The submission includes phase III data from the previously reported METREX and METREO studies.
Mepolizumab is not approved anywhere in the world for COPD. The submission to the FDA is the first to a regulatory authority for mepolizumab for COPD. Regulatory filings in other countries are planned during the course of 2017 and 2018.
COPD is a disease of the lungs that includes chronic bronchitis, emphysema or both and limits airflow to the lungs, interfering with normal breathing. It is thought to affect 384 million people worldwide. It is currently the fourth leading cause of death in the world but is projected to be the third leading cause of death by 2020. COPD is a heterogenous disease and eosinophilic inflammation exists in a sub-set of patients.
Long-term exposure to lung irritants that damage the lungs and the airways are usually the cause of COPD. Cigarette smoke, breathing in second hand smoke, air pollution, chemical fumes or dust from the environment or workplace can all contribute to COPD. Most people who have COPD are at least 40 years old when symptoms begin.
For people living with COPD the inability to breathe normally and worsening of their symptoms can consume their daily life and make simple activities, like walking upstairs, an everyday struggle.
Every person with COPD is different, with different needs, different challenges and different goals. Understanding this, and providing support to help meet these needs is the foundation of GSK’s work.
Mepolizumab is a first-in-class monoclonal antibody that targets the signalling protein IL-5. Mepolizumab binds to IL-5, preventing it from binding to its receptor on the surface of white blood cells called eosinophils. Inhibiting IL-5 binding in this way reduces blood eosinophils, which are believed to play a role in protecting the body against infection, but in some people can cause inflammation and are involved in the development of some inflammatory diseases. Mepolizumab has been developed for the treatment of diseases that are driven by inflammation caused by eosinophils.
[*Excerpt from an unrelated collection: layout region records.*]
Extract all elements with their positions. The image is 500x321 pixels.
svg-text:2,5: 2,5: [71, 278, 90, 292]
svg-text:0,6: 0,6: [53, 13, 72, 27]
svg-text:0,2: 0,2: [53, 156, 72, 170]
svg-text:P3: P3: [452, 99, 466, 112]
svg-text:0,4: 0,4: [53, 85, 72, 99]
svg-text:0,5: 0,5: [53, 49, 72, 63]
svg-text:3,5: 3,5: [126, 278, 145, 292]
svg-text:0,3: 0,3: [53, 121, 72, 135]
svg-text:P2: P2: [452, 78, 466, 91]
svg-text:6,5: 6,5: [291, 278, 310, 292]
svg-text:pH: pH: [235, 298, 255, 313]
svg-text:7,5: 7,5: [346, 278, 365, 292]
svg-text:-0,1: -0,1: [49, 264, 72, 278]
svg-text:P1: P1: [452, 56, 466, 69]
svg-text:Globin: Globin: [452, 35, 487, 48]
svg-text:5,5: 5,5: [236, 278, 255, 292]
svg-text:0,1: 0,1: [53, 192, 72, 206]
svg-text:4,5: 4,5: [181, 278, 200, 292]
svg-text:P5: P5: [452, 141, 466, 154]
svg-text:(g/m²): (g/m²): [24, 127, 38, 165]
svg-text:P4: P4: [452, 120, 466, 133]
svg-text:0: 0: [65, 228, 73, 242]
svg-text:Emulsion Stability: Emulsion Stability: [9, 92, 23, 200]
Mepolizumab is approved for use in the US under the brand name Nucala as an add-on maintenance treatment for patients with severe asthma aged 12 years and older, and with an eosinophilic phenotype. Nucala has also been approved for severe eosinophilic asthma in the EU, Japan and a number of other countries worldwide, although the details of the indications may vary.
Mepolizumab has been filed in the US for the treatment of adult patients with eosinophilic granulomatosis with polyangiitis (EGPA). It is also being investigated for severe hypereosinophilic syndrome, nasal polyposis and atopic dermatitis.